Dan Mosedale: Dan has long experience in Mozilla governance, as well as experience with multiple products, from the Mozilla Application Suite to calendar to Firefox. Dan joined Mozilla as a member of mozilla.org staff in the early, early days. Later he moved to the product group to work on LDAP and related capabilities. He spent a few years away from the project in daily life, but never in spirit. Dan returned to the Mozilla project a few years back when he joined Oracle to work on the Mozilla calendar project. Dan remained at Oracle as the lone Mozilla developer for some time after the Mozilla team there disbanded. He moved to the Mozilla Corporation a while back, worked as the lead calendar developer, and has most recently moved to working on Firefox.
Deb Richardson: Deb is a long-time member of the Linux world, and one of the founders of the Linuxchix. She came to the Mozilla project a few years back. Deb’s initial challenge was to create a useful developer documentation site. We had always known our documentation was poor. If you look today you can see the results of Deb’s efforts, now under the leadership of Eric Shepherd. The Mozilla Developer Center contains documentation for multiple aspects of the Mozilla project, from technologies to projects to products. Deb most recently turned her attention to product management, working on Firefox product planning.
Deb also has a significant interest in Mozilla organization and governance. It was Deb who took my initial draft of a document about the Mozilla vision, teased apart the separate threads, and created the structure for the parts that eventually became the Mozilla Manifesto. Many contributed to the Manifesto, but Deb’s early, giant contribution made a huge difference in getting this done.
Robert Kaiser: Robert has also been part of the Mozilla project for many years. He started as a localizer of the Mozilla Application Suite. Today he is the one of the leaders of the SeaMonkey project. The SeaMonkey community group took over ongoing development of the integrated mail/news client known as the Mozilla Application Suite when it was retired as an official project.

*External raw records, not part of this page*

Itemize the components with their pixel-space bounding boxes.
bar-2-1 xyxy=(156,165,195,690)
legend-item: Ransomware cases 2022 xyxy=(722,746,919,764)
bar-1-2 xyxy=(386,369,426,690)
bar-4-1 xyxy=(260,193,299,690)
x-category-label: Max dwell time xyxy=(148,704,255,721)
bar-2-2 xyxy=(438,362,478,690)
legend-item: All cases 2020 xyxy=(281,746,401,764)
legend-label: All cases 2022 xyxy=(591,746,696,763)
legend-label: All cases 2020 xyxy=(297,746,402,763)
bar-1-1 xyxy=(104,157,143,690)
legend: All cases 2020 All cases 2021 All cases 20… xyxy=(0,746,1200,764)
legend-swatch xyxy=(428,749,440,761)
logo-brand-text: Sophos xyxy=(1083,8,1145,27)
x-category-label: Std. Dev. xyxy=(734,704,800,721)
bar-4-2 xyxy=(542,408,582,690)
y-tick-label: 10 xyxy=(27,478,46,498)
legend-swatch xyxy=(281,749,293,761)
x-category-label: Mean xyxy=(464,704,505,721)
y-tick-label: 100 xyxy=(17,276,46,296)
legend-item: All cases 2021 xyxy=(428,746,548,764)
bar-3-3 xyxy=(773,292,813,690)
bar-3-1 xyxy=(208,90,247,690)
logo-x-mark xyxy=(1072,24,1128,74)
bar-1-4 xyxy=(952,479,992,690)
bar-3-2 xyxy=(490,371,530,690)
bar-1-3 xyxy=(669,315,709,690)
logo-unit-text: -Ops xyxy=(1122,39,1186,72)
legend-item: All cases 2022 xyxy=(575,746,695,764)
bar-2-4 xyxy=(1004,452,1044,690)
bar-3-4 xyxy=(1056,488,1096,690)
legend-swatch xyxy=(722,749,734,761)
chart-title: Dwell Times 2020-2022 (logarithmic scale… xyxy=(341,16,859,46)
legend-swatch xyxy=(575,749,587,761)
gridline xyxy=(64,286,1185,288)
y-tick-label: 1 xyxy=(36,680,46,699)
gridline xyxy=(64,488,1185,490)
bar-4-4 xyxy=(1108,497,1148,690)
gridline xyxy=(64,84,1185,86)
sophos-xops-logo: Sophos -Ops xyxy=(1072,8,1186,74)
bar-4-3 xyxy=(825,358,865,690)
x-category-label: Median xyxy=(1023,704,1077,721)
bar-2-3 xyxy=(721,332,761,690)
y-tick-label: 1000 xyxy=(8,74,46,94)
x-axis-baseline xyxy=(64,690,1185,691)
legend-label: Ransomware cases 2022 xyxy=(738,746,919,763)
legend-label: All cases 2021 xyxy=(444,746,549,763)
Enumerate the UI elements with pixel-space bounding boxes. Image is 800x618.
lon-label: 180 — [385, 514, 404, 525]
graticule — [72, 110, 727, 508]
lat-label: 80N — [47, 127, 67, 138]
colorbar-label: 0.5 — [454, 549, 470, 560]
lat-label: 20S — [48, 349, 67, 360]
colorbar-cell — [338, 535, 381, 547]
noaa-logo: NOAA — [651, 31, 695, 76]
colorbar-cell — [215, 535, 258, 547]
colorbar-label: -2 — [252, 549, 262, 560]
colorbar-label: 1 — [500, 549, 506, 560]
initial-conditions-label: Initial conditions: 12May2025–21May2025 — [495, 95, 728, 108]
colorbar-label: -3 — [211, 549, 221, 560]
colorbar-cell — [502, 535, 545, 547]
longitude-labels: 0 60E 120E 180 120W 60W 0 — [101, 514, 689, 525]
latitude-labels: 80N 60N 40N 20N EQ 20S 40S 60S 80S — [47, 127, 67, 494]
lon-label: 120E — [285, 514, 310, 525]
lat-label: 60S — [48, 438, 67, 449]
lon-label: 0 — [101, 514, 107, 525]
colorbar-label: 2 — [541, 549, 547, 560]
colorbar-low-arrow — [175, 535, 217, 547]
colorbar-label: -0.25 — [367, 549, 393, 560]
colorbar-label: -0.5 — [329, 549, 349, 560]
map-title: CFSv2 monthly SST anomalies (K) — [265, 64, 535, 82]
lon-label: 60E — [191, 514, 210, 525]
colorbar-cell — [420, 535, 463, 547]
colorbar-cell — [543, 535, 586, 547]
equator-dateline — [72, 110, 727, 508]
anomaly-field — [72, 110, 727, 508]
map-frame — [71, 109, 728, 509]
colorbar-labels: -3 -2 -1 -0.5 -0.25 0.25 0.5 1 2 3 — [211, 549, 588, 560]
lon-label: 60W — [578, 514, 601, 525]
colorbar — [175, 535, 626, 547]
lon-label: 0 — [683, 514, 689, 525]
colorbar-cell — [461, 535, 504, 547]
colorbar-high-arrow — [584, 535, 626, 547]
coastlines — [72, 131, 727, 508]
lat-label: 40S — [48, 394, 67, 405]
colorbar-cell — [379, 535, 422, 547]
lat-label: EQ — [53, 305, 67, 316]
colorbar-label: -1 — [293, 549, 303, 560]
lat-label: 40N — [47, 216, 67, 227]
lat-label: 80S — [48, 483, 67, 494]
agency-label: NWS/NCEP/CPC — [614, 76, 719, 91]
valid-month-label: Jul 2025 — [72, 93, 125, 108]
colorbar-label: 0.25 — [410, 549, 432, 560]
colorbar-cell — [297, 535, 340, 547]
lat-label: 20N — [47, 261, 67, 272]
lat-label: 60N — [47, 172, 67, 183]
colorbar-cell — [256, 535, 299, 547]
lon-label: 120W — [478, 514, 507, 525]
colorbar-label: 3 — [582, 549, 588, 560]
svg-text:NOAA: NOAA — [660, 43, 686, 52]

SeaMonkey is a vibrant, successful community project with ongoing development work and project releases. Robert interacts regularly with other members of the Mozilla project across a range of topics.
Stuart Parmenter: Stuart came to the Mozilla project as a high-school volunteer. He joined Netscape in 1999 and has been working in the Mozilla world almost constantly since then. Not long after the Mozilla Foundation was formed Stuart joined Oracle to work on the Mozilla calendar team there. He moved to Mozilla a year or so later, returning to his original interest in graphics.
Stuart also has an interest in Mozilla project dynamics. Stuart lead the recent effort to review and restructure our code modules, as well as started the process of thinking about non-code modules. He’s been active in thinking about the role of super-reviewers and other governance mechanisms.
Bob Lisbonne: Bob is a long-time friend of the Mozilla project. Bob was involved in the launch and early days of the Mozilla project at Netscape, and has been involved in the browser space since the early Netscape versions. Bob has consistently provided reasoned and thoughtful advice to the Mozilla project, and joined the Mozilla Foundation Board of Directors in late 2006. Bob is currently a general partner with the venture capital firm Matrix Partners. His involvement with Mozilla is a personal effort, not to be associated with or attributed to Matrix Partners.
Mitchell Baker: I joined the Mozilla project part time in 1998 and full time in 1999. I’ve been the general manager of the project (known as the Chief Lizard Wrangler) since 1999 and have been involved in a broad range of Mozilla activities. Together with Brendan Eich I lead the effort to form the Mozilla Foundation and the Mozilla Corporation, and to articulate the Mozilla vision through the Mozilla Manifesto.